Service degradation on January 10th 2024

Summary

Between 9:45 and 11:45 on January 10th 2024 the PDM system experienced a degradation of service which affected most users.

The service degradation was caused by throttling of the connection between our web services and the databases.

Although there was no outage of the system, performance was severely affected by the throttling of the connection causing the system to run very slowly. In many cases and-users will have experienced error messages where data could not be loaded within the time allowed by the application.

Our technical team diagnosed that there was some issue with out Azure infrastructure and contacted Microsoft support. A Microsoft technician investigated the cause and proposed a mitigation which our team applied. This resolved the degradation of service.

Details

Our technicians were alerted to the issue approximately one minute after it began and started investigating the cause. They rewound a bug fix that had been applied to PDM Web just before the issue began in case this was the cause, however the issue continued so it proved to be unrelated. Next, they rewound a change made to the number of CPU cores available for databases that had been made earlier that morning. Again, this did not improve matters so was shown to be unrelated.

Our technicians observed that the load on the PDM databases was drastically reduced when the issue began. This indicated that the degradation of connectivity to the databases was not caused by exhaustion of resources on the database side. They also observed that connections to the databases were slow no matter where the connection was made from.

It was noted that the PDM Service Status page did not report any issue. This was because our monitors only detect complete outages of the system and not degradation of performance.
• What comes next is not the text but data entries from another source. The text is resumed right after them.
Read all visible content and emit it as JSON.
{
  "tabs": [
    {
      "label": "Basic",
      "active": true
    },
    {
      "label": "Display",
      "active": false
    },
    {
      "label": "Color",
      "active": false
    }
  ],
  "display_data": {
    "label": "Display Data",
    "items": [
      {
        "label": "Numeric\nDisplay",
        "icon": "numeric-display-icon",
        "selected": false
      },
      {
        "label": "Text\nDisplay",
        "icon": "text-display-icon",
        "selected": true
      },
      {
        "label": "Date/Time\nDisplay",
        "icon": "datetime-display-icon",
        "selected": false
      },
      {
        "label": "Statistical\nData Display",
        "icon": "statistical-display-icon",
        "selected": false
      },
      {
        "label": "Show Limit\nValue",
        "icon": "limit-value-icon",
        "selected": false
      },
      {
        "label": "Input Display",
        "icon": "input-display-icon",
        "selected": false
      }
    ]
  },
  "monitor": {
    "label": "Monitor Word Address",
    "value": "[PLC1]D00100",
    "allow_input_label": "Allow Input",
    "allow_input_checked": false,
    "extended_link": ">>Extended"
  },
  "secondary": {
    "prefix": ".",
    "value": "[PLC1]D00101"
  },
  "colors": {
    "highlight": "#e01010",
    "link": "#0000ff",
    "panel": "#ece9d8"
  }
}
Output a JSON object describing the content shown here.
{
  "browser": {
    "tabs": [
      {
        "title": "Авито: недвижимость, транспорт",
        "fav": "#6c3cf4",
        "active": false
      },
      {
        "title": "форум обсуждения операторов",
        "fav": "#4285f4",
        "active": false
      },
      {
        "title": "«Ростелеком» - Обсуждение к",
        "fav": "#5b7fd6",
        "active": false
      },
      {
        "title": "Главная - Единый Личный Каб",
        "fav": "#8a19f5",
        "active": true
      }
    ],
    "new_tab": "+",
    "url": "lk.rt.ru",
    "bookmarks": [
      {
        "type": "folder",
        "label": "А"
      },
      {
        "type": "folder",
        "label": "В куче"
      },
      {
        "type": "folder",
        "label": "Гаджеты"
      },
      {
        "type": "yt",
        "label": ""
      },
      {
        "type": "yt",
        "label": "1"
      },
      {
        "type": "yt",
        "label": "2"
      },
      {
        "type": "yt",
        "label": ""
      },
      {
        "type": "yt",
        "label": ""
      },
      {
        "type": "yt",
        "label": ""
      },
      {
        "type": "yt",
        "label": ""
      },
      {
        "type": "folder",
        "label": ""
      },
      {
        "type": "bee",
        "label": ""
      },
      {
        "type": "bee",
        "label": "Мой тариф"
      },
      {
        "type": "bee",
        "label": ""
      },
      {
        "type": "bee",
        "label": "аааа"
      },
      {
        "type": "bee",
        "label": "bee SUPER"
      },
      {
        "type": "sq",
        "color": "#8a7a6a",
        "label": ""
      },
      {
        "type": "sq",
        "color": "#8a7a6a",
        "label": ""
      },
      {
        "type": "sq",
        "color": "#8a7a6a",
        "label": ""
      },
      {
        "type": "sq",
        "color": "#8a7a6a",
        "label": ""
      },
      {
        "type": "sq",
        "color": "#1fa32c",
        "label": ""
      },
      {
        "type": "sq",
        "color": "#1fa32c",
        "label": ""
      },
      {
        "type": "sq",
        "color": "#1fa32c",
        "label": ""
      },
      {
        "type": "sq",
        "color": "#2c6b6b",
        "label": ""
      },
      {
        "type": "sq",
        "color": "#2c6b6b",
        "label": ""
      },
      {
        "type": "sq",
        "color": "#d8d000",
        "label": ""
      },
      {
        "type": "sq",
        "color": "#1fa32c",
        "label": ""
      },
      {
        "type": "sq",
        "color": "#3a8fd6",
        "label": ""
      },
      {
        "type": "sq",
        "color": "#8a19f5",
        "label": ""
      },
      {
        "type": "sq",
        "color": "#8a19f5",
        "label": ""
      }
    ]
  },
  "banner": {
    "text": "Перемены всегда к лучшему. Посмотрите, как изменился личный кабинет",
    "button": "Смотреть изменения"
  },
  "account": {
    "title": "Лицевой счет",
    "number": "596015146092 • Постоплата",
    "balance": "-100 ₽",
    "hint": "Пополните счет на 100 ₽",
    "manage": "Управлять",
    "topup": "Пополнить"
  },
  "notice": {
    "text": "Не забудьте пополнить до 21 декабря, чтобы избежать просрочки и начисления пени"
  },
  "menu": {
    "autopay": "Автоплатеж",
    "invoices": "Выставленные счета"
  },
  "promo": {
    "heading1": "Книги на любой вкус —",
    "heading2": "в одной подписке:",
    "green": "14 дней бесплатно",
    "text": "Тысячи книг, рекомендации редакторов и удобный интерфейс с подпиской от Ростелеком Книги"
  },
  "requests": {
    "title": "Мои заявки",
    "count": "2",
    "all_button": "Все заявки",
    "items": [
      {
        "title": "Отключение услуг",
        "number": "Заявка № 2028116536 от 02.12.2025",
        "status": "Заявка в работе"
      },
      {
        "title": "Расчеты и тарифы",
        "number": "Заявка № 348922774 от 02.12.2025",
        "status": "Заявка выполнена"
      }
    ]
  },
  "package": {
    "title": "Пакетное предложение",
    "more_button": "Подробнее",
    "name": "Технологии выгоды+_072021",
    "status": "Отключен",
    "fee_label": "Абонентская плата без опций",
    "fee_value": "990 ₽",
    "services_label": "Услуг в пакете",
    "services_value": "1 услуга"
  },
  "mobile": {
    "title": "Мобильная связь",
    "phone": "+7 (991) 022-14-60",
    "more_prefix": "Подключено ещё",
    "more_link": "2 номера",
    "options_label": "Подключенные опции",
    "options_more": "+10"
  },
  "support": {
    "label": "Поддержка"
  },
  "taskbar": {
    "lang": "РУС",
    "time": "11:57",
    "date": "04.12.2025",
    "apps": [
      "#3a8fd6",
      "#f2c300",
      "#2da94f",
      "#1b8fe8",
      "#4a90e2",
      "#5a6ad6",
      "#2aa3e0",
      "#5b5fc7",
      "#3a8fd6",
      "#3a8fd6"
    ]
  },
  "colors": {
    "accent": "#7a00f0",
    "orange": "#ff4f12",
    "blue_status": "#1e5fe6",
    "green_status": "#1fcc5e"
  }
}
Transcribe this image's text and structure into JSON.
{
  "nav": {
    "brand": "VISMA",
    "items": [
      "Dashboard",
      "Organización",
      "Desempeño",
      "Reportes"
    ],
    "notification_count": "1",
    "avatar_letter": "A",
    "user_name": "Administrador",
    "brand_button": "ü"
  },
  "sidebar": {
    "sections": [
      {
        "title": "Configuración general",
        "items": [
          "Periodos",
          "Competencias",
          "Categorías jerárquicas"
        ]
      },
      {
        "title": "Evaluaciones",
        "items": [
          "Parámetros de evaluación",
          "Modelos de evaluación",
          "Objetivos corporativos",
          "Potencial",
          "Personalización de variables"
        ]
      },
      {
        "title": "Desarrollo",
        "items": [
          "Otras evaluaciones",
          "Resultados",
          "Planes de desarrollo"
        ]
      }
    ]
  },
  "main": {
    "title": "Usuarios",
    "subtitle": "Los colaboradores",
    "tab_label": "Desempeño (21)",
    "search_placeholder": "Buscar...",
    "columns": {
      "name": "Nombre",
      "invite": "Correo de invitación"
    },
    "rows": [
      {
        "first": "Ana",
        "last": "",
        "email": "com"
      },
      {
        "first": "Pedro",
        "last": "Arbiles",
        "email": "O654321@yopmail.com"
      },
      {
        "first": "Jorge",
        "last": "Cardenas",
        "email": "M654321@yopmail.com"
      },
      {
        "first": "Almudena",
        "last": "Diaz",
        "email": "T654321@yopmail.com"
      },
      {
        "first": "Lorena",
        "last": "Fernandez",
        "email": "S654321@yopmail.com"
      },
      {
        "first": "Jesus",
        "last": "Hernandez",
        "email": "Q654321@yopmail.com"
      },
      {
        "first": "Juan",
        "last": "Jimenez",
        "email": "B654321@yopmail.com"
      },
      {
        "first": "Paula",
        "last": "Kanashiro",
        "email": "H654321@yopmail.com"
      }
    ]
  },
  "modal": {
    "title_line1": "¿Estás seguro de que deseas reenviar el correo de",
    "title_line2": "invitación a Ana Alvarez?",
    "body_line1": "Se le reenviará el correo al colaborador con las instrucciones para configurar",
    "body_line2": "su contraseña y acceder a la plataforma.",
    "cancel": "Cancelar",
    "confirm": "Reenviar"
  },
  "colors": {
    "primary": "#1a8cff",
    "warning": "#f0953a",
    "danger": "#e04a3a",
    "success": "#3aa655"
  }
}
Having determined that the issue was within the Azure network infrastructure our technicians contacted Microsoft technical support. A support agent began investigating the logs. He recommended that we change a setting in our Azure infrastructure which might mitigate the issue. When we applied this change the service degradation was resolved.

We will not revert the change that mitigated the issue, so we do not expect this same issue to occur again in the future.

Could the issue have been avoided?

The Microsoft technician explained the cause of the issue as follows:

"By default, connections originating from the Azure network boundary will use the proxy method which will be a shared common endpoint for connecting to the database(s) in that region. If performance regressions are seen or heavy traffic from a client are seen, throttling can occur."

The Microsoft technician explained that this throttling can be avoided by using the "redirect" method for connections rather than the "proxy" method. According to this article Microsoft recommend use of the "redirect" method.

Since our database was deployed using the default configuration, as explained in the linked article our connections were using the "proxy" method since connections to our databases are "from outside Azure." This is because although our web services that connect to the databases are hosted within Azure, the connections to the databases are made using a "private end-point."

If we had been aware of this recommendation we might have avoided this service degradation.

How we will improve

We will take steps to review key settings across our Azure infrastructure, comparing these with any recommendations provided in Microsoft's documentation.

We also plan to investigate if the way we monitor our systems can be improved so that severe degradation of services can be detected in order to make our service status page more meaningful to our end-users.